No bank president has ever resigned in a crisis atmosphere like the current situation, so there is no precedent for what would happen if he left.
The committee's finding of guilt against Wolfowitz was tempered by a finding that the bank shared at least some blame for the failure of Wolfowitz to comply with its rules. According to people familiar with the report, it said the advice from ethics officials at the bank to Wolfowitz was less than clear and evidently subject to misinterpretation. Nevertheless, the report was clear in its conclusion that Wolfowitz breached his obligations.
Wolfowitz's lawyer, Robert Bennett, said the bank was giving Wolfowitz too little time to rebut its conclusions before a board vote later this week.
"I don't feel it would be appropriate to share the report, but I am deeply troubled that they have only given us 48 hours to respond," he said in an interview. "This is not fair to Mr. Wolfowitz."
The report, as transmitted to Wolfowitz, did not recommend any punishment for him. Bank officials, speaking anonymously because the proceedings are supposed to be confidential, said that the special committee was still working Monday on what to recommend.
It was not clear whether the committee, consisting of 7 of the bank's 24 board members, would recommend removing him from office or, more likely, express a loss of confidence in his leadership in a manner intended to force his resignation. Bank officials say a majority of the bank board has determined that he should go.
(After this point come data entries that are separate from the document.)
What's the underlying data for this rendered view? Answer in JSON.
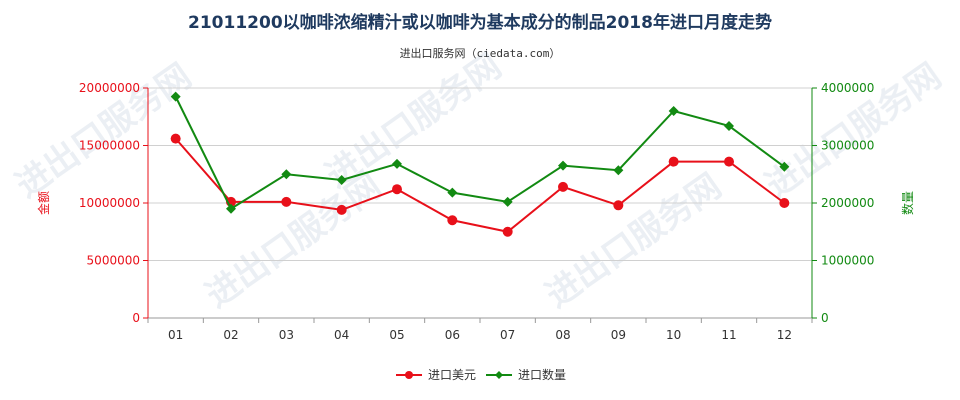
{
  "title": "21011200以咖啡浓缩精汁或以咖啡为基本成分的制品2018年进口月度走势",
  "subtitle": "进出口服务网（ciedata.com）",
  "watermark": "进出口服务网",
  "colors": {
    "left_axis": "#e8101a",
    "right_axis": "#128a12",
    "grid": "#d0d0d0",
    "title": "#1f3a5f"
  },
  "chart_data": {
    "type": "line",
    "categories": [
      "01",
      "02",
      "03",
      "04",
      "05",
      "06",
      "07",
      "08",
      "09",
      "10",
      "11",
      "12"
    ],
    "y_left": {
      "label": "金额",
      "ylim": [
        0,
        20000000
      ],
      "ticks": [
        "0",
        "5000000",
        "10000000",
        "15000000",
        "20000000"
      ]
    },
    "y_right": {
      "label": "数量",
      "ylim": [
        0,
        4000000
      ],
      "ticks": [
        "0",
        "1000000",
        "2000000",
        "3000000",
        "4000000"
      ]
    },
    "series": [
      {
        "name": "进口美元",
        "axis": "left",
        "color": "#e8101a",
        "marker": "circle",
        "values": [
          15600000,
          10100000,
          10100000,
          9400000,
          11200000,
          8500000,
          7500000,
          11400000,
          9800000,
          13600000,
          13600000,
          10000000
        ]
      },
      {
        "name": "进口数量",
        "axis": "right",
        "color": "#128a12",
        "marker": "diamond",
        "values": [
          3850000,
          1900000,
          2500000,
          2400000,
          2680000,
          2180000,
          2020000,
          2650000,
          2570000,
          3600000,
          3340000,
          2630000
        ]
      }
    ],
    "grid": true,
    "legend_position": "bottom-center"
  }
}
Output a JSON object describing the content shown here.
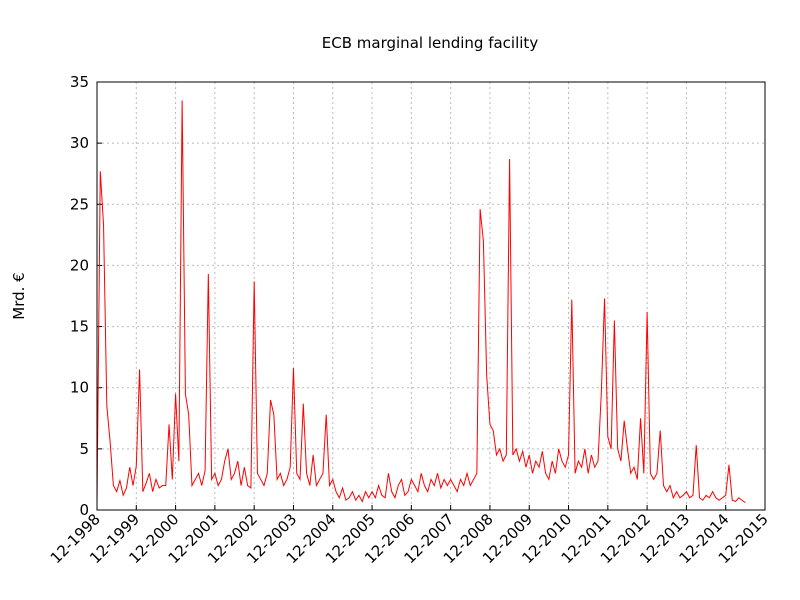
{
  "chart_data": {
    "type": "line",
    "title": "ECB marginal lending facility",
    "y_label": "Mrd. €",
    "x": [
      "1998-12",
      "1999-01",
      "1999-02",
      "1999-03",
      "1999-04",
      "1999-05",
      "1999-06",
      "1999-07",
      "1999-08",
      "1999-09",
      "1999-10",
      "1999-11",
      "1999-12",
      "2000-01",
      "2000-02",
      "2000-03",
      "2000-04",
      "2000-05",
      "2000-06",
      "2000-07",
      "2000-08",
      "2000-09",
      "2000-10",
      "2000-11",
      "2000-12",
      "2001-01",
      "2001-02",
      "2001-03",
      "2001-04",
      "2001-05",
      "2001-06",
      "2001-07",
      "2001-08",
      "2001-09",
      "2001-10",
      "2001-11",
      "2001-12",
      "2002-01",
      "2002-02",
      "2002-03",
      "2002-04",
      "2002-05",
      "2002-06",
      "2002-07",
      "2002-08",
      "2002-09",
      "2002-10",
      "2002-11",
      "2002-12",
      "2003-01",
      "2003-02",
      "2003-03",
      "2003-04",
      "2003-05",
      "2003-06",
      "2003-07",
      "2003-08",
      "2003-09",
      "2003-10",
      "2003-11",
      "2003-12",
      "2004-01",
      "2004-02",
      "2004-03",
      "2004-04",
      "2004-05",
      "2004-06",
      "2004-07",
      "2004-08",
      "2004-09",
      "2004-10",
      "2004-11",
      "2004-12",
      "2005-01",
      "2005-02",
      "2005-03",
      "2005-04",
      "2005-05",
      "2005-06",
      "2005-07",
      "2005-08",
      "2005-09",
      "2005-10",
      "2005-11",
      "2005-12",
      "2006-01",
      "2006-02",
      "2006-03",
      "2006-04",
      "2006-05",
      "2006-06",
      "2006-07",
      "2006-08",
      "2006-09",
      "2006-10",
      "2006-11",
      "2006-12",
      "2007-01",
      "2007-02",
      "2007-03",
      "2007-04",
      "2007-05",
      "2007-06",
      "2007-07",
      "2007-08",
      "2007-09",
      "2007-10",
      "2007-11",
      "2007-12",
      "2008-01",
      "2008-02",
      "2008-03",
      "2008-04",
      "2008-05",
      "2008-06",
      "2008-07",
      "2008-08",
      "2008-09",
      "2008-10",
      "2008-11",
      "2008-12",
      "2009-01",
      "2009-02",
      "2009-03",
      "2009-04",
      "2009-05",
      "2009-06",
      "2009-07",
      "2009-08",
      "2009-09",
      "2009-10",
      "2009-11",
      "2009-12",
      "2010-01",
      "2010-02",
      "2010-03",
      "2010-04",
      "2010-05",
      "2010-06",
      "2010-07",
      "2010-08",
      "2010-09",
      "2010-10",
      "2010-11",
      "2010-12",
      "2011-01",
      "2011-02",
      "2011-03",
      "2011-04",
      "2011-05",
      "2011-06",
      "2011-07",
      "2011-08",
      "2011-09",
      "2011-10",
      "2011-11",
      "2011-12",
      "2012-01",
      "2012-02",
      "2012-03",
      "2012-04",
      "2012-05",
      "2012-06",
      "2012-07",
      "2012-08",
      "2012-09",
      "2012-10",
      "2012-11",
      "2012-12",
      "2013-01",
      "2013-02",
      "2013-03",
      "2013-04",
      "2013-05",
      "2013-06",
      "2013-07",
      "2013-08",
      "2013-09",
      "2013-10",
      "2013-11",
      "2013-12",
      "2014-01",
      "2014-02",
      "2014-03",
      "2014-04",
      "2014-05",
      "2014-06",
      "2014-07",
      "2014-08",
      "2014-09",
      "2014-10",
      "2014-11",
      "2014-12",
      "2015-01",
      "2015-02",
      "2015-03",
      "2015-04",
      "2015-05",
      "2015-06"
    ],
    "series": [
      {
        "name": "Marginal lending facility",
        "color": "#ff0000",
        "values": [
          0.5,
          27.7,
          23.3,
          8.5,
          5.6,
          2.0,
          1.5,
          2.4,
          1.2,
          1.8,
          3.5,
          2.0,
          3.6,
          11.5,
          1.5,
          2.2,
          3.0,
          1.5,
          2.5,
          1.8,
          2.0,
          2.0,
          7.0,
          2.5,
          9.5,
          4.0,
          33.5,
          9.5,
          7.8,
          2.0,
          2.5,
          3.0,
          2.0,
          3.2,
          19.3,
          2.5,
          3.0,
          2.0,
          2.5,
          4.0,
          5.0,
          2.5,
          3.0,
          4.0,
          2.0,
          3.5,
          2.0,
          1.8,
          18.7,
          3.0,
          2.5,
          2.0,
          3.0,
          9.0,
          7.8,
          2.5,
          3.0,
          2.0,
          2.5,
          3.5,
          11.6,
          3.0,
          2.5,
          8.7,
          3.0,
          2.0,
          4.5,
          2.0,
          2.5,
          3.0,
          7.8,
          2.0,
          2.5,
          1.5,
          1.0,
          1.8,
          0.8,
          1.0,
          1.5,
          0.8,
          1.2,
          0.7,
          1.5,
          1.0,
          1.5,
          1.0,
          2.0,
          1.2,
          1.0,
          3.0,
          1.5,
          1.0,
          2.0,
          2.5,
          1.2,
          1.5,
          2.5,
          2.0,
          1.5,
          3.0,
          2.0,
          1.5,
          2.5,
          2.0,
          3.0,
          1.8,
          2.5,
          2.0,
          2.5,
          2.0,
          1.5,
          2.5,
          2.0,
          3.0,
          2.0,
          2.5,
          3.0,
          24.6,
          22.0,
          11.0,
          7.0,
          6.5,
          4.5,
          5.0,
          4.0,
          4.5,
          28.7,
          4.5,
          5.0,
          4.0,
          4.8,
          3.5,
          4.5,
          3.0,
          4.0,
          3.5,
          4.8,
          3.0,
          2.5,
          4.0,
          3.0,
          5.0,
          4.0,
          3.5,
          4.5,
          17.2,
          3.0,
          4.0,
          3.5,
          5.0,
          3.0,
          4.5,
          3.5,
          4.0,
          9.5,
          17.3,
          6.0,
          5.0,
          15.5,
          5.0,
          4.0,
          7.3,
          5.0,
          3.0,
          3.5,
          2.5,
          7.5,
          3.0,
          16.2,
          3.0,
          2.5,
          3.0,
          6.5,
          2.0,
          1.5,
          2.0,
          1.0,
          1.5,
          1.0,
          1.2,
          1.5,
          1.0,
          1.2,
          5.3,
          1.0,
          0.8,
          1.2,
          1.0,
          1.5,
          1.0,
          0.8,
          1.0,
          1.2,
          3.7,
          0.8,
          0.7,
          1.0,
          0.8,
          0.6
        ]
      }
    ],
    "xlim": [
      "1998-12",
      "2015-12"
    ],
    "xticks": [
      {
        "value": "1998-12",
        "label": "12-1998"
      },
      {
        "value": "1999-12",
        "label": "12-1999"
      },
      {
        "value": "2000-12",
        "label": "12-2000"
      },
      {
        "value": "2001-12",
        "label": "12-2001"
      },
      {
        "value": "2002-12",
        "label": "12-2002"
      },
      {
        "value": "2003-12",
        "label": "12-2003"
      },
      {
        "value": "2004-12",
        "label": "12-2004"
      },
      {
        "value": "2005-12",
        "label": "12-2005"
      },
      {
        "value": "2006-12",
        "label": "12-2006"
      },
      {
        "value": "2007-12",
        "label": "12-2007"
      },
      {
        "value": "2008-12",
        "label": "12-2008"
      },
      {
        "value": "2009-12",
        "label": "12-2009"
      },
      {
        "value": "2010-12",
        "label": "12-2010"
      },
      {
        "value": "2011-12",
        "label": "12-2011"
      },
      {
        "value": "2012-12",
        "label": "12-2012"
      },
      {
        "value": "2013-12",
        "label": "12-2013"
      },
      {
        "value": "2014-12",
        "label": "12-2014"
      },
      {
        "value": "2015-12",
        "label": "12-2015"
      }
    ],
    "ylim": [
      0,
      35
    ],
    "yticks": [
      0,
      5,
      10,
      15,
      20,
      25,
      30,
      35
    ],
    "grid": true
  }
}
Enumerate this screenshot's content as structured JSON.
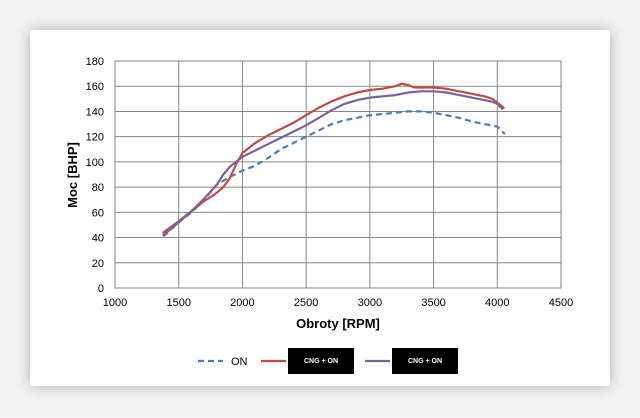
{
  "chart_data": {
    "type": "line",
    "title": "",
    "xlabel": "Obroty [RPM]",
    "ylabel": "Moc [BHP]",
    "xlim": [
      1000,
      4500
    ],
    "ylim": [
      0,
      180
    ],
    "xticks": [
      1000,
      1500,
      2000,
      2500,
      3000,
      3500,
      4000,
      4500
    ],
    "yticks": [
      0,
      20,
      40,
      60,
      80,
      100,
      120,
      140,
      160,
      180
    ],
    "grid": true,
    "legend_position": "bottom",
    "series": [
      {
        "name": "ON",
        "color": "#4a7ebb",
        "style": "dashed",
        "points": [
          [
            1380,
            41
          ],
          [
            1500,
            52
          ],
          [
            1600,
            60
          ],
          [
            1700,
            70
          ],
          [
            1800,
            82
          ],
          [
            1900,
            88
          ],
          [
            2000,
            93
          ],
          [
            2100,
            97
          ],
          [
            2200,
            103
          ],
          [
            2300,
            110
          ],
          [
            2400,
            115
          ],
          [
            2500,
            120
          ],
          [
            2600,
            125
          ],
          [
            2700,
            130
          ],
          [
            2800,
            133
          ],
          [
            2900,
            135
          ],
          [
            3000,
            137
          ],
          [
            3100,
            138
          ],
          [
            3200,
            139
          ],
          [
            3300,
            140
          ],
          [
            3400,
            140
          ],
          [
            3500,
            139
          ],
          [
            3600,
            137
          ],
          [
            3700,
            135
          ],
          [
            3800,
            132
          ],
          [
            3900,
            130
          ],
          [
            4000,
            128
          ],
          [
            4060,
            122
          ]
        ]
      },
      {
        "name": "CNG + ON",
        "color": "#be4b48",
        "style": "solid",
        "points": [
          [
            1380,
            44
          ],
          [
            1500,
            53
          ],
          [
            1600,
            61
          ],
          [
            1700,
            69
          ],
          [
            1780,
            74
          ],
          [
            1850,
            80
          ],
          [
            1900,
            87
          ],
          [
            1950,
            98
          ],
          [
            2000,
            107
          ],
          [
            2100,
            115
          ],
          [
            2200,
            121
          ],
          [
            2300,
            126
          ],
          [
            2400,
            131
          ],
          [
            2500,
            137
          ],
          [
            2600,
            143
          ],
          [
            2700,
            148
          ],
          [
            2800,
            152
          ],
          [
            2900,
            155
          ],
          [
            3000,
            157
          ],
          [
            3100,
            158
          ],
          [
            3200,
            160
          ],
          [
            3250,
            162
          ],
          [
            3300,
            161
          ],
          [
            3350,
            159
          ],
          [
            3400,
            159
          ],
          [
            3500,
            159
          ],
          [
            3600,
            158
          ],
          [
            3700,
            156
          ],
          [
            3800,
            154
          ],
          [
            3900,
            152
          ],
          [
            3960,
            150
          ],
          [
            4000,
            147
          ],
          [
            4050,
            143
          ]
        ]
      },
      {
        "name": "CNG + ON",
        "color": "#7d60a0",
        "style": "solid",
        "points": [
          [
            1380,
            42
          ],
          [
            1500,
            52
          ],
          [
            1600,
            61
          ],
          [
            1700,
            71
          ],
          [
            1800,
            82
          ],
          [
            1850,
            90
          ],
          [
            1900,
            96
          ],
          [
            2000,
            104
          ],
          [
            2100,
            109
          ],
          [
            2200,
            114
          ],
          [
            2300,
            119
          ],
          [
            2400,
            124
          ],
          [
            2500,
            129
          ],
          [
            2600,
            135
          ],
          [
            2700,
            141
          ],
          [
            2800,
            146
          ],
          [
            2900,
            149
          ],
          [
            3000,
            151
          ],
          [
            3100,
            152
          ],
          [
            3200,
            153
          ],
          [
            3300,
            155
          ],
          [
            3400,
            156
          ],
          [
            3500,
            156
          ],
          [
            3600,
            155
          ],
          [
            3700,
            153
          ],
          [
            3800,
            151
          ],
          [
            3900,
            149
          ],
          [
            3950,
            148
          ],
          [
            4000,
            146
          ],
          [
            4040,
            142
          ]
        ]
      }
    ]
  }
}
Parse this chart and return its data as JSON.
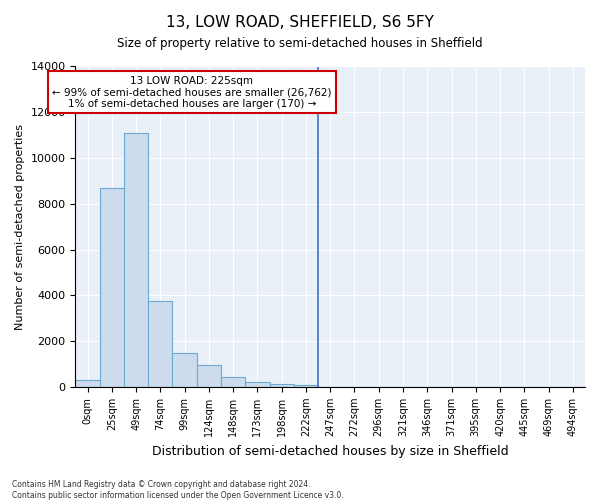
{
  "title": "13, LOW ROAD, SHEFFIELD, S6 5FY",
  "subtitle": "Size of property relative to semi-detached houses in Sheffield",
  "xlabel": "Distribution of semi-detached houses by size in Sheffield",
  "ylabel": "Number of semi-detached properties",
  "bar_color": "#ccdcec",
  "bar_edge_color": "#6aaad4",
  "background_color": "#eaf0f8",
  "ylim": [
    0,
    14000
  ],
  "yticks": [
    0,
    2000,
    4000,
    6000,
    8000,
    10000,
    12000,
    14000
  ],
  "categories": [
    "0sqm",
    "25sqm",
    "49sqm",
    "74sqm",
    "99sqm",
    "124sqm",
    "148sqm",
    "173sqm",
    "198sqm",
    "222sqm",
    "247sqm",
    "272sqm",
    "296sqm",
    "321sqm",
    "346sqm",
    "371sqm",
    "395sqm",
    "420sqm",
    "445sqm",
    "469sqm",
    "494sqm"
  ],
  "values": [
    300,
    8700,
    11100,
    3750,
    1500,
    950,
    430,
    220,
    130,
    90,
    0,
    0,
    0,
    0,
    0,
    0,
    0,
    0,
    0,
    0,
    0
  ],
  "vline_pos": 9.5,
  "vline_color": "#4472c4",
  "annotation_title": "13 LOW ROAD: 225sqm",
  "annotation_line1": "← 99% of semi-detached houses are smaller (26,762)",
  "annotation_line2": "1% of semi-detached houses are larger (170) →",
  "annotation_box_color": "#ffffff",
  "annotation_box_edge": "#cc0000",
  "footer_line1": "Contains HM Land Registry data © Crown copyright and database right 2024.",
  "footer_line2": "Contains public sector information licensed under the Open Government Licence v3.0."
}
The Bush administration has repeatedly backed Wolfowitz, but President George W. Bush and Paulson have also called for the completion of the bank's internal review process. Now that that is done, the administration is likely to face renewed pressure.
European and American officials say that Paulson has said that the bank process must be respected before the United States is pushed into a position on Wolfowitz. Several European officials said they believed that Paulson was in favor of Wolfowitz leaving, but that Bush and Vice President Dick Cheney were insisting on standing up for him.
Wolfowitz's selection in 2005 drew enormous criticism in Europe, but France and Germany wanted to repair the wounds left from their opposition to the Iraq war and went along with him.
That mood has changed, many European officials say. As expressed in editorials, political commentaries and even blogs, European sentiment is against Wolfowitz and in favor of more aid for poor countries.
Chancellor Angela Merkel of Germany favors Wolfowitz's resignation, people familiar with her thinking say, but is also eager to avoid a confrontation with Bush. But as chief of the European Union, she is said to feel obliged to reflect European views, put forth in the European Parliament's call last month for Wolfowitz to resign.
Prime Minister Tony Blair of Britain, due to step down as soon as this summer, has stood by Bush, but his presumed successor, Gordon Brown, the chancellor of the exchequer, has tangled with Wolfowitz on some bank policies.
European officials say that the Netherlands and the Nordic countries have been most critical of Wolfowitz.
Bank officials say that, as of now, only the United States, Japan and Canada would vote in favor of Wolfowitz. They represent less than 30 percent of the voting shares. Most directors are said to be willing to vote against Wolfowitz, but some countries, mainly in Africa, are said to be wavering.